The Good and the Bad..


Just a short post of today.

The Bad: this morning I woke up feeling congested and my wrist was hurting. It was raining.

The Good: I went to the gym around 12.30pm. The sun came out.

The Bad and Good: I lifted a 20lb barbell – keeping my wrist stationery I got through 3 reps not twisting it.

This morning I could have said I’m not going anywhere because I felt horrible, and even though I  still do, I’m glad I left home and did a little. I took some allergy meds and hoped for the best. I would like to be a regular at the gym again – I had 2 weeks off – playtime is over. Legwork is priority during this time while my wrist heels, so no excuses.

I was looking forward to cooking some chicken tonight but I REALLY don’t have the energy for that – the smell and cleaning it. So I shall relax for a bit before I go for my husband. Maybe I’ll do it tomorrow…

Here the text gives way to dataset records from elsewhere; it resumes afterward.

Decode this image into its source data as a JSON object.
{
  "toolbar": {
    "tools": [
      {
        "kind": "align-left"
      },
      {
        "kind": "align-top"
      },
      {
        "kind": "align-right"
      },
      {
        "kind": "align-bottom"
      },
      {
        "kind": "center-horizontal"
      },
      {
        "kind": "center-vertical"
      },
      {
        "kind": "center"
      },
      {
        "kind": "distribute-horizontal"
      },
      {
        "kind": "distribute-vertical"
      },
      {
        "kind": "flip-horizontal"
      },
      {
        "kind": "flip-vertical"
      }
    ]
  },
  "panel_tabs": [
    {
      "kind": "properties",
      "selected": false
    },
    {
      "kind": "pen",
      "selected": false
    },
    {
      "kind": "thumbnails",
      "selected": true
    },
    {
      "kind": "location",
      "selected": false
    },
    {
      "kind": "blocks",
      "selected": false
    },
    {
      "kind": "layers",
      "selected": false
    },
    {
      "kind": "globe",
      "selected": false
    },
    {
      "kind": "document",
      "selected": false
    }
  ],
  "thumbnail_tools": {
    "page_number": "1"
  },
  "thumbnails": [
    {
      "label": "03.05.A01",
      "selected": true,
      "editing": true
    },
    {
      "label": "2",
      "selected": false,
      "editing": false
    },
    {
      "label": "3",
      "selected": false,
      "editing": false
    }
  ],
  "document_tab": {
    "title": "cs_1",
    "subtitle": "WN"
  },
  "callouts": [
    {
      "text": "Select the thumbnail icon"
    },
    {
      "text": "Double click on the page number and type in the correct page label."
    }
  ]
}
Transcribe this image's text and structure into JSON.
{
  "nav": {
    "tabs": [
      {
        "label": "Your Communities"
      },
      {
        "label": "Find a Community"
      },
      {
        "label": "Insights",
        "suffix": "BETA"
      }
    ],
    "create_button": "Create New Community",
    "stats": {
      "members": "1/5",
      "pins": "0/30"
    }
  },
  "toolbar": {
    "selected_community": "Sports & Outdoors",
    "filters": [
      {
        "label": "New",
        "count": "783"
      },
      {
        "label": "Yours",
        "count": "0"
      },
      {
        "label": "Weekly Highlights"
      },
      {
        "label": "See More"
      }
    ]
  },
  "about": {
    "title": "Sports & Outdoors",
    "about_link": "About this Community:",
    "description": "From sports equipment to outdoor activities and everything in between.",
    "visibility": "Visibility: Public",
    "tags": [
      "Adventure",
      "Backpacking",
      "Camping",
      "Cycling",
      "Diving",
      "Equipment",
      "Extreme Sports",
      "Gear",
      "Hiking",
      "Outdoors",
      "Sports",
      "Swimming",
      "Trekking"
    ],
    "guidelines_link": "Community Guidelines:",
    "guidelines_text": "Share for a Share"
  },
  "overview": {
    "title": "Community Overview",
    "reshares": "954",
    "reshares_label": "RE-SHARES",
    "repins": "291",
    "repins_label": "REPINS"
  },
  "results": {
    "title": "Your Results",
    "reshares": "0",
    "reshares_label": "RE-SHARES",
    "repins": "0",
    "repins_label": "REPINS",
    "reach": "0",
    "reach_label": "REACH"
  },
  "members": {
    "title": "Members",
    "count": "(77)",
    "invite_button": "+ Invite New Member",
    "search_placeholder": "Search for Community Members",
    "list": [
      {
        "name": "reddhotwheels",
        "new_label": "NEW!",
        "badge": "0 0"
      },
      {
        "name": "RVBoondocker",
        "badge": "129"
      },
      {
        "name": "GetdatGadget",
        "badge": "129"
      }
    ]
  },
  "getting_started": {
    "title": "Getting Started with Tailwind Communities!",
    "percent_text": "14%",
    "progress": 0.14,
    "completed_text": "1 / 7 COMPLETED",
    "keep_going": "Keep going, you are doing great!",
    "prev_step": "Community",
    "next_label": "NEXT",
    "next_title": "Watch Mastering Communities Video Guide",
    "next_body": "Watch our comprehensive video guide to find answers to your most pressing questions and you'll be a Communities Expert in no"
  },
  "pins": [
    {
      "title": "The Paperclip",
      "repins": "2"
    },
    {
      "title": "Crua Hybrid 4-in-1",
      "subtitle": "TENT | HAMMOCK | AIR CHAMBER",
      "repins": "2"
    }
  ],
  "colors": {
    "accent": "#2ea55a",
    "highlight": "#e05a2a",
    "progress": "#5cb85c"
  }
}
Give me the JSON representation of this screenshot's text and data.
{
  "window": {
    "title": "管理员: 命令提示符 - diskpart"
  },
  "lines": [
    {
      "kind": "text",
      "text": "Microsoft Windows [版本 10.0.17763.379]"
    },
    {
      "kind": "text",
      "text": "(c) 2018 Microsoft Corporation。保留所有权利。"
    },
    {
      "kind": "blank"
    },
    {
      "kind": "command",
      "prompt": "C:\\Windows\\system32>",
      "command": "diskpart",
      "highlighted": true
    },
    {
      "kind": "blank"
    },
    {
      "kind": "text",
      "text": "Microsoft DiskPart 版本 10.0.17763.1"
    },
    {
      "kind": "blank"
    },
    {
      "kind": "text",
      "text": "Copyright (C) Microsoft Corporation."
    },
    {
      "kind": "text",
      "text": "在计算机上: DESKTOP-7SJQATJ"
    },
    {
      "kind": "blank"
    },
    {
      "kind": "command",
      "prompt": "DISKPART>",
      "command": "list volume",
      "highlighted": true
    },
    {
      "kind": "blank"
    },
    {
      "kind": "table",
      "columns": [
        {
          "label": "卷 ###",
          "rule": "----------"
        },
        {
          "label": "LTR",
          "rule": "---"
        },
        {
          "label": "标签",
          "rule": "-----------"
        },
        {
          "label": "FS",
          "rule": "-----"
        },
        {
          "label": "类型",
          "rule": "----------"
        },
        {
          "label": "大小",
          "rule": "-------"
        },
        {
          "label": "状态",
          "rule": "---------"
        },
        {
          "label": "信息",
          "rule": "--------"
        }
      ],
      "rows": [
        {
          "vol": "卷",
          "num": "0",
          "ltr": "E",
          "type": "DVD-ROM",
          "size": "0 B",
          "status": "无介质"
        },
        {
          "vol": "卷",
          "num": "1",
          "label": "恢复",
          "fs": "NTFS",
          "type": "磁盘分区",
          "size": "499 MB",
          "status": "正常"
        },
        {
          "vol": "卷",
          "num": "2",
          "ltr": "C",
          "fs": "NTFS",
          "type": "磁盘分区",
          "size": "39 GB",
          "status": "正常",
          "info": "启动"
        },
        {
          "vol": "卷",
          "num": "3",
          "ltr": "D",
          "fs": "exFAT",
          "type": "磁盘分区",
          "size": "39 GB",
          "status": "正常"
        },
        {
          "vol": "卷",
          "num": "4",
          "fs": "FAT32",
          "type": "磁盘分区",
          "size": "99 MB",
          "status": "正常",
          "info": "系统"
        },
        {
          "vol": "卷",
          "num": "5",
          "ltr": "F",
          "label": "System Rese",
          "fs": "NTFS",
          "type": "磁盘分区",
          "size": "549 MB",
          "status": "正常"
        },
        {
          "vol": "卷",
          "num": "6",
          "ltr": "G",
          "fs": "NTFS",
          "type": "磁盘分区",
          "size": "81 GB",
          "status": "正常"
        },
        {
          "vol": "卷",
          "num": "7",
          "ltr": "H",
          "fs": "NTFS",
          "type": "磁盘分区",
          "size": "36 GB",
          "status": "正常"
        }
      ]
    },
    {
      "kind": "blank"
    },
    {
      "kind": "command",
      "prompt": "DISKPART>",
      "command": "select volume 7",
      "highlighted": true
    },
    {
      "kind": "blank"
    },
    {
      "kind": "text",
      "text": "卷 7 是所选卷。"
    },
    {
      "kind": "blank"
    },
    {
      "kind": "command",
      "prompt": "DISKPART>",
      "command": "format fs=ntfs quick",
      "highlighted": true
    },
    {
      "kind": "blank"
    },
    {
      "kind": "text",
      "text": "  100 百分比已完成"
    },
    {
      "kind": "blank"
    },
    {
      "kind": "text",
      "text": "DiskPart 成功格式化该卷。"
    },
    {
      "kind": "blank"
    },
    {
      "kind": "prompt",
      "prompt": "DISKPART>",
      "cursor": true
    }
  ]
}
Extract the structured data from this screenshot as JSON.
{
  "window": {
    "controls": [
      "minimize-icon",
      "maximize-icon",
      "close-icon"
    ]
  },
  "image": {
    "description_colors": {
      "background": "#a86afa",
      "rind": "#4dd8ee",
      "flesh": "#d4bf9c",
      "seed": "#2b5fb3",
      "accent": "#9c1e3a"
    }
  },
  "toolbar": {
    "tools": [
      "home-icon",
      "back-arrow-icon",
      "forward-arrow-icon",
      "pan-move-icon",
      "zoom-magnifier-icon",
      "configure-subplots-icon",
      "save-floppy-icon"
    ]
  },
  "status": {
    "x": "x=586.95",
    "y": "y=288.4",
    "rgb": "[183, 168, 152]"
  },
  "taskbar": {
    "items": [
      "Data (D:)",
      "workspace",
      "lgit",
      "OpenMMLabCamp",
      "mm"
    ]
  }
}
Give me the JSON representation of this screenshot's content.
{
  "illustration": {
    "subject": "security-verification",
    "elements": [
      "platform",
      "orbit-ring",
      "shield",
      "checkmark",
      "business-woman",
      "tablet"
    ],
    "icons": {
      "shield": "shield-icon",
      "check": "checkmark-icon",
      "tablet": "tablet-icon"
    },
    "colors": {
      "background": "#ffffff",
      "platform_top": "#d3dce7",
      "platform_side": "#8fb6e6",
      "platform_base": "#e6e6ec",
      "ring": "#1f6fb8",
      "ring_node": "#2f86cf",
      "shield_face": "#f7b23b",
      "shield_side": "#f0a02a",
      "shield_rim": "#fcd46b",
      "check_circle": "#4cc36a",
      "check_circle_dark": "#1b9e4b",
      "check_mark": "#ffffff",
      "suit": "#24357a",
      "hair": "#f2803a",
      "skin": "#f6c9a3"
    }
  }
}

Lots of love and liquid sunshine

xx

it’s done..


Today I had my final session with my personal trainer.. it was bittersweet and I gave it my all. I am a bit weary of doing my own workout now but with the changes that I’ve seen, I have confidence in myself that I can do it. I don’t think i’ll be totally alone though. My husband may be joining my gym and after joining me in my last session, I think we’ll become workout partners and we have good gym chemistry lol.

Now to the part to help you! One point my trainer made is the necessity to change up the workout to keep all of the muscles active and also to not get bored!! There are two ways to approach this – the free way and the not so free way :D. If you like buying magazines, SELF magazine offers workout cards that you can tear out and keep with you and TAKE to the gym if you do not exercise at home. You will benefit from the magazine on the whole if you paid for a subscription but the workouts are also available online. The have an app too! I would suggest getting the subscription if anything because this is an excellent magazine – the name alone tells you you’ll be doing a favor to yourSELF *hehe*. The link to Self’s fitness page is: http://www.self.com/fitness.

Another magazine/website is Shape (http://www.shape.com/). They offer a virtual trainer on their website (I haven’t tried this so I can’t say if it’s good or not but i’ll imagine it is) if you like the stay-at-home exercise routine — I personally HATE to exercise at home. I have NO motivation whatsoever and as much as I say I’ll do something, I’ll find other things to do to get out of it. That’s why there are gyms :D.

Personal trainers aren’t the cheapest but they’re worth it. I made a personal effort not to track my weight over the 5 weeks but to take note of how my body was changing; sometimes that’s more important as the scale could be quite depressing misleading. It’s better to pay attention to how your clothes are now fitting and if your body is changing in a way that YOU want it to. So what I’ve done (as advised by my personal trainer) is glue the cards from the magazine to index cards, then I’ll shuffle and choose 5 exercises to do when I go to the gym. Hopefully with my “new” personal trainer I can keep up what’s been started and continue to look the way I want and feel great about myself.

A year doesn’t have to start from January 1st, your year for change can start the day you decide you want it to happen.